TMD: Temporomandibular Disorder
Does your patient have pain in your jaw or face? Clicking when they open and or close their mouth? Locking in their jaw? They may be experiencing TMD. 65-85% of the population will experience TMD at some point in their lives with the female population being up to 3 times more likely.
Due to muscle, fascial and dural attachments the Temporomandibular joint (TMJ) is closely related to the cervical spine and this area should always be assessed in conjunction with the TMJ.
There are three main categories for TMD
1) Articular (39%): hypo/hypermobility
2) Myofascial (30%)
3) Intra-articular (31%): disc displacement and locking
Treatment can be difficult as you can have one classification on one side and another on the other side, therefore a detailed assessment and proper diagnosis are key to an effective treatment. Treatment can consist of: mobilizations intra and extra-oral for joint restriction or repositioning of the disc, education, postural correction, muscle release, and exercises for strength, proprioception and rhythmical stabilization. They may also need to be referred to a dentist specialized in TMD for a night splint or guard.
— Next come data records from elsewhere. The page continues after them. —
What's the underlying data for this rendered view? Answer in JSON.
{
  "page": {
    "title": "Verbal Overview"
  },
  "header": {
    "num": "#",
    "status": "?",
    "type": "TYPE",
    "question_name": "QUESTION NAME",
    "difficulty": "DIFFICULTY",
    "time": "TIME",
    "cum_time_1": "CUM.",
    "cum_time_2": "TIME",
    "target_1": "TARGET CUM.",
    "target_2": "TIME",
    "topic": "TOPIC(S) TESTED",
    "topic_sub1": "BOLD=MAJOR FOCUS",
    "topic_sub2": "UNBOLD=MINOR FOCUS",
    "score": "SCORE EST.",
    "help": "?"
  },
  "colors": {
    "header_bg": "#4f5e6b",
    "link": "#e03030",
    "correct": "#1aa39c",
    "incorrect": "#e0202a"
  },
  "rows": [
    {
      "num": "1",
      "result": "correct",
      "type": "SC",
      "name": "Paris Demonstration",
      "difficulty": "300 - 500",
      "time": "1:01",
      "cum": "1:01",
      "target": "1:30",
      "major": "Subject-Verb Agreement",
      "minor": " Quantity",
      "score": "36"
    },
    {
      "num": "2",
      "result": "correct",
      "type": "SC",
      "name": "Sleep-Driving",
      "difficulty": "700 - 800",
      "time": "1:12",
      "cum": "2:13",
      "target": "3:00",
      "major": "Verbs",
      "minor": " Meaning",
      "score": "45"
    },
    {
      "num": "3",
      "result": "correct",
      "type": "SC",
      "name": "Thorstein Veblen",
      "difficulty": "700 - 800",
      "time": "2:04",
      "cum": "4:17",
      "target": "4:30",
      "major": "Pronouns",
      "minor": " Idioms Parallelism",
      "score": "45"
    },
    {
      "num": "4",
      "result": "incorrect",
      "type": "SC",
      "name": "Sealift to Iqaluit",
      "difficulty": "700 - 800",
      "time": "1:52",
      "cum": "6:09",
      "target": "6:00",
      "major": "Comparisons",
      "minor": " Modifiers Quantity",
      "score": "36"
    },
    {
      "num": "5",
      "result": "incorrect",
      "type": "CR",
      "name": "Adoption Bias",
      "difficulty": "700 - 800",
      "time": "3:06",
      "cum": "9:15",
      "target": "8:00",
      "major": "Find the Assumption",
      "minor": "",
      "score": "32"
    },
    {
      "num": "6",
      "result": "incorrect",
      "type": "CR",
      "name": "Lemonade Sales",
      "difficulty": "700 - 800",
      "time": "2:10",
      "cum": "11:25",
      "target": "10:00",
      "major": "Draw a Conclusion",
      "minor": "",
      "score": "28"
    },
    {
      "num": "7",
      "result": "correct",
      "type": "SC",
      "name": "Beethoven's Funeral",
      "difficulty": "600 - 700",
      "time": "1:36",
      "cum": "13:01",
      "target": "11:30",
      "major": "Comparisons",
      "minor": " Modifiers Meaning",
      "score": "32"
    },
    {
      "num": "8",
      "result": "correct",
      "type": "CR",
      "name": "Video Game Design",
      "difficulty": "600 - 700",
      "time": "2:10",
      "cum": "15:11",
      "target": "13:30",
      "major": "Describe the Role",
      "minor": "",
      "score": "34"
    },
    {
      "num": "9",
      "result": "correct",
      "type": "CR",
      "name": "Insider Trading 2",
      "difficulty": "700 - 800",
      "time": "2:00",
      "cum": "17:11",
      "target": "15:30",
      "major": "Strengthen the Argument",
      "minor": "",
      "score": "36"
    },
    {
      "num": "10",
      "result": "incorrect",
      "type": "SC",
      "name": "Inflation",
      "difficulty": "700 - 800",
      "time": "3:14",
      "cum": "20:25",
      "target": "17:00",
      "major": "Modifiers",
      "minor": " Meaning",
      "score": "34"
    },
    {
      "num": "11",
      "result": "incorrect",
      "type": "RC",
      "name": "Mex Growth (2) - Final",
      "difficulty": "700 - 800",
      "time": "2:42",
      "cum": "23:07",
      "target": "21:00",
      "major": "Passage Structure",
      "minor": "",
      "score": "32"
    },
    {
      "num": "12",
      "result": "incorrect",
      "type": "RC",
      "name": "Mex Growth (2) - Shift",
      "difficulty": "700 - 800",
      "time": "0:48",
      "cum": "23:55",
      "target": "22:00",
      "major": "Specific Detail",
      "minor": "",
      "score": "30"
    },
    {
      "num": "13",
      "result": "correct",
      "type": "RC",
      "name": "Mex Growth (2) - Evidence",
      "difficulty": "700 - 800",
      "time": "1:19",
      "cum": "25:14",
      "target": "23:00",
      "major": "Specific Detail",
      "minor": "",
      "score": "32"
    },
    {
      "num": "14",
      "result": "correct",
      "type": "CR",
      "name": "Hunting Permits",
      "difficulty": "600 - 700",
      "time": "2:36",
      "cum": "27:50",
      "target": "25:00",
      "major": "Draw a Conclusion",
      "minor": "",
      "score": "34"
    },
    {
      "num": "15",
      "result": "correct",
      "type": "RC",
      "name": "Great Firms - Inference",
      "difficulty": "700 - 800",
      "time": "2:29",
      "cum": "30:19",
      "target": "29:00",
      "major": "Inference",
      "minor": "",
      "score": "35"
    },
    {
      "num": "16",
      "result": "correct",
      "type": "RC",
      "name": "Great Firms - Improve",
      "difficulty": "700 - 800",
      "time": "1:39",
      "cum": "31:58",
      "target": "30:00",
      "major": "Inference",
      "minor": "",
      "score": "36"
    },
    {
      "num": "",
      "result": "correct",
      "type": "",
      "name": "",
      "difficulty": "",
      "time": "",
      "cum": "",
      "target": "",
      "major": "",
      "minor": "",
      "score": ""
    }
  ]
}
There is some evidence to support active and passive oral exercises, postural exercises, laser and biofeedback. There was no detectable benefit from surgery over medical management or rehabilitation at any follow up point.
Schiffman EL, Look JO, Hodges JS, Swift JQ, Decker KL, Hathaway KM, Templeton RB, Fricton JR. Randomized effectiveness study of four therapeutic strategies for TMJ closed lock. J Dent Res. 2007 Jan;86(1):58-63.